The city manager refused to answer specific questions about the purge:
“My answer to you regarding this legal issue is that you should speak to the city attorney’s office regarding the decision that was made regarding this case,” he said.
He told Target 8 that City Attorney Anita Hitchcock was responsible for the purge.
“It was a legal matter and the decisions that occurred regarding that was the result of the City Attorney’s Office and the City Attorney’s decision, and I would suggest you talk to her,” Washington said.
When asked why the recordings were erased, the city attorney said, “Because we have a state-authorized retention period.

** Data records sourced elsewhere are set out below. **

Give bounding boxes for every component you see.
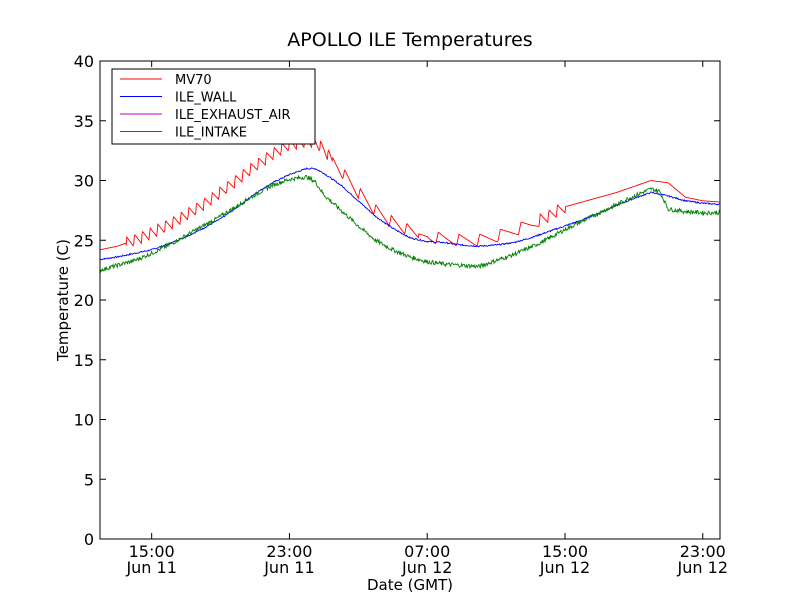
series-line-ile-wall	[99, 167, 721, 261]
y-axis-label: Temperature (C)	[54, 239, 72, 362]
y-tick-label: 30	[74, 172, 94, 191]
x-tick-label-date: Jun 12	[401, 558, 452, 577]
y-tick-label: 20	[74, 291, 94, 310]
legend-label: ILE_WALL	[175, 91, 237, 106]
x-tick-label-time: 23:00	[680, 542, 726, 561]
series-line-ile-intake	[99, 174, 721, 274]
series-layer	[99, 134, 721, 274]
y-tick-label: 35	[74, 112, 94, 131]
x-tick-label-time: 07:00	[404, 542, 450, 561]
x-tick-label-time: 15:00	[129, 542, 175, 561]
chart-title: APOLLO ILE Temperatures	[287, 29, 532, 51]
y-tick-label: 0	[84, 530, 94, 549]
x-tick-label-time: 15:00	[542, 542, 588, 561]
legend: MV70 ILE_WALL ILE_EXHAUST_AIR ILE_INTAKE	[111, 68, 316, 145]
series-line-mv70	[99, 134, 721, 251]
x-tick-label-date: Jun 11	[263, 558, 314, 577]
x-tick-label-date: Jun 12	[539, 558, 590, 577]
y-tick-label: 10	[74, 411, 94, 430]
legend-label: MV70	[175, 73, 212, 88]
legend-label: ILE_EXHAUST_AIR	[175, 108, 291, 123]
x-tick-label-date: Jun 11	[125, 558, 176, 577]
x-tick-label-time: 23:00	[266, 542, 312, 561]
legend-label: ILE_INTAKE	[175, 126, 247, 141]
x-tick-label-date: Jun 12	[677, 558, 728, 577]
y-tick-label: 15	[74, 351, 94, 370]
y-tick-label: 5	[84, 470, 94, 489]
plot-frame	[99, 60, 721, 540]
y-tick-label: 40	[74, 52, 94, 71]
y-tick-label: 25	[74, 231, 94, 250]
x-axis-label: Date (GMT)	[367, 576, 453, 594]
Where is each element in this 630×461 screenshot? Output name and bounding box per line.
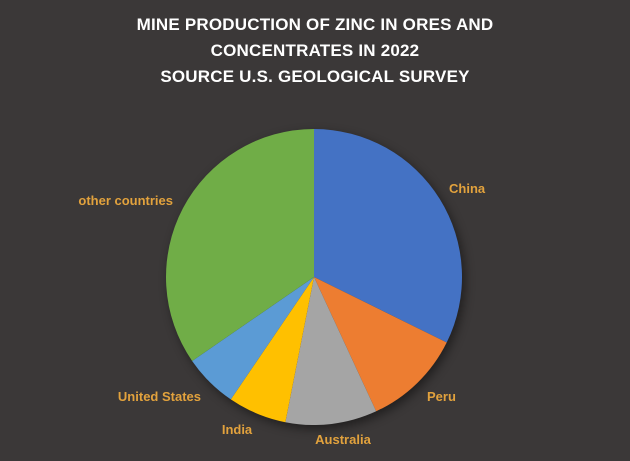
chart-title: MINE PRODUCTION OF ZINC IN ORES AND CONC… [0,12,630,90]
slice-label-australia: Australia [315,432,371,447]
slice-label-china: China [449,181,486,196]
pie-slice-china [314,129,462,343]
slice-label-united-states: United States [118,389,201,404]
chart-title-line-3: SOURCE U.S. GEOLOGICAL SURVEY [160,67,470,86]
pie-slice-india [230,277,314,423]
pie-slice-labels: China Peru Australia India United States… [78,181,486,447]
chart-title-line-1: MINE PRODUCTION OF ZINC IN ORES AND [136,15,494,34]
pie-slice-united-states [192,277,314,400]
chart-title-line-2: CONCENTRATES IN 2022 [210,41,420,60]
pie-slice-australia [285,277,377,425]
pie-slice-peru [314,277,447,412]
slice-label-other-countries: other countries [78,193,173,208]
slice-label-india: India [222,422,253,437]
slice-label-peru: Peru [427,389,456,404]
pie-slice-other-countries [165,129,314,361]
pie-slices [165,129,462,425]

We just followed the retention schedule.”
The city attorney refused to answer any other questions, including questions about the 14-day backup.
In an email statement to Target 8, the city attorney said the city could not legally release the recordings:
“The federal court’s decision that the recordings were inadvertent meant they were not public records subject to FOIA,” she wrote.
However, Target 8’s review of the federal court ruling shows the judge did not address the Freedom of Information Act. In fact, if the judge had ruled against the city and found that it had violated federal wiretapping laws, those calls could not have been released.
“The federal wire tap act generally prohibits individuals from intentionally intercepting wire, oral or electronic communication and also prohibits the use and disclosure of the contents of the communications obtained in violation of the statute,” U.S. District Judge Paul L. Maloney wrote in his ruling.